Here is an attempt to encapsulate the life of a startup in one picture. Let me know your feedback, and I can then request other entrepreneurs to kindly contribute the same.

The format I have chosen is to represent the optimism or happiness of a company (not just promoters, but the team) on a time axis. I have found this to be more representative than simply revenues and profit graphs, and I will draw the contrast below. So here it comes —

JobsAhead Life Graph
This is only for the duration that I was actually present at JobsAhead, i.e. inception to end Dec 2004.

Few observation:

1. Notice the early transition from ZipAhead to JobsAhead – I reckon we’d be dead in the first quarter of this chart if we hadn’t done that. The business model we started from wasnt the one that got there.

2. The first peak is the dotcom boom. Notice that since we had raised money, while the dotcom bust had a plateuing effect for us, it wasnt the worst thing to happen, especially since we had a very successful launch. For businesses that couldnt raise money, it spelt doom. There was a window from Nov 99 to Mar 2000 when money was available — this short span of capital availability is part of the reason why Indian internet space remains under-developed from a supply side.

3. The real thing to hit us was the IT slowdown (that was our major customer base) followed by 9/11. That took us close to death. It also meant that we had to shift the entire customer base from IT companies to recruiting agencies. The customer segment we started from wasnt the one we survived on (though later, direct companies gave us the growth).

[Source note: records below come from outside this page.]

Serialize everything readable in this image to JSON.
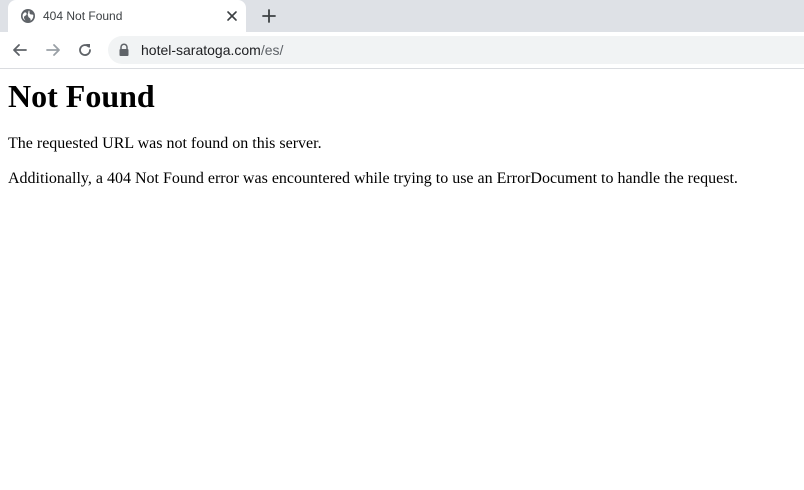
{
  "browser": {
    "tab": {
      "title": "404 Not Found",
      "favicon": "globe-icon"
    },
    "toolbar": {
      "back_icon": "arrow-left-icon",
      "forward_icon": "arrow-right-icon",
      "reload_icon": "reload-icon",
      "security_icon": "lock-icon"
    },
    "address": {
      "host": "hotel-saratoga.com",
      "path": "/es/"
    }
  },
  "page": {
    "heading": "Not Found",
    "message": "The requested URL was not found on this server.",
    "detail": "Additionally, a 404 Not Found error was encountered while trying to use an ErrorDocument to handle the request."
  },
  "colors": {
    "tabstrip": "#dee1e6",
    "omnibox": "#f1f3f4",
    "icon": "#5f6368",
    "icon_disabled": "#9aa0a6"
  }
}
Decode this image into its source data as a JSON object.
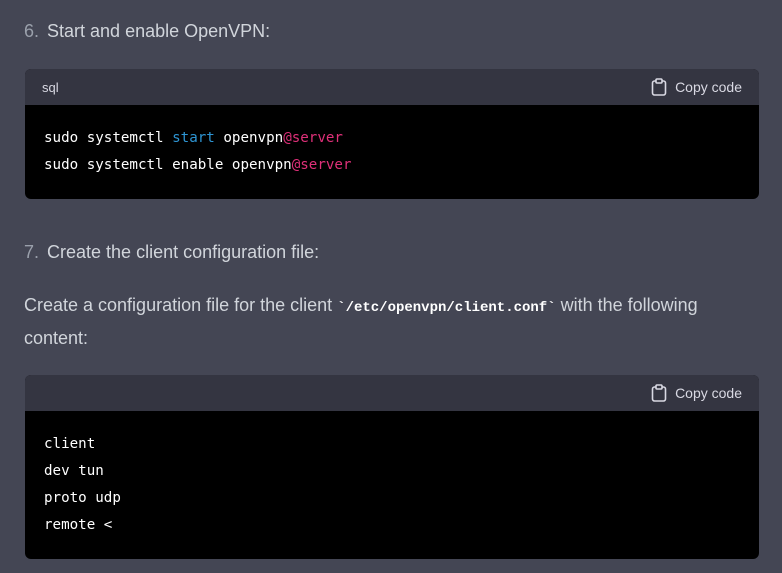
{
  "step6": {
    "number": "6.",
    "text": "Start and enable OpenVPN:"
  },
  "code1": {
    "lang": "sql",
    "copy_label": "Copy code",
    "lines": [
      {
        "a": "sudo systemctl ",
        "kw": "start",
        "b": " openvpn",
        "var": "@server"
      },
      {
        "a": "sudo systemctl enable openvpn",
        "var": "@server"
      }
    ]
  },
  "step7": {
    "number": "7.",
    "text": "Create the client configuration file:"
  },
  "paragraph": {
    "before": "Create a configuration file for the client ",
    "code": "`/etc/openvpn/client.conf`",
    "after": " with the following content:"
  },
  "code2": {
    "lang": "",
    "copy_label": "Copy code",
    "lines": [
      "client",
      "dev tun",
      "proto udp",
      "remote <"
    ]
  },
  "colors": {
    "page_bg": "#444654",
    "code_header_bg": "#343541",
    "code_body_bg": "#000000",
    "keyword": "#2e95d3",
    "variable": "#df3079"
  }
}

4. Cash breakeven is a defining point in a company’s life. The bounce in the steps changes! and you have to reorient the entire team back to thinking growth rather than survival. The high volatality in the beginning is all a cash flow game.

5. Building leading businesses is a time-taking and hard process. If I were to draw the revenue and profit graphs on top of this, they would follow the normal S-curve kind of pattern (since we were driving market adoption here) except for a slow-but-still-positive-growth 2001 (IT bust) — no surprises there — if you can stick to those ones that drive the company, life would be much smoother. We perhaps learnt it by 2001, and implemented by end of that year.

6. Part of the pain that came during IT bust was in building the cost structures ahead of revenues, in anticipation of high growth expectations that the dotcom boom had created. Costs fall like feathers — very slowly. It took us more than a year by the time we chipped and chipped away at unnecessary overheads.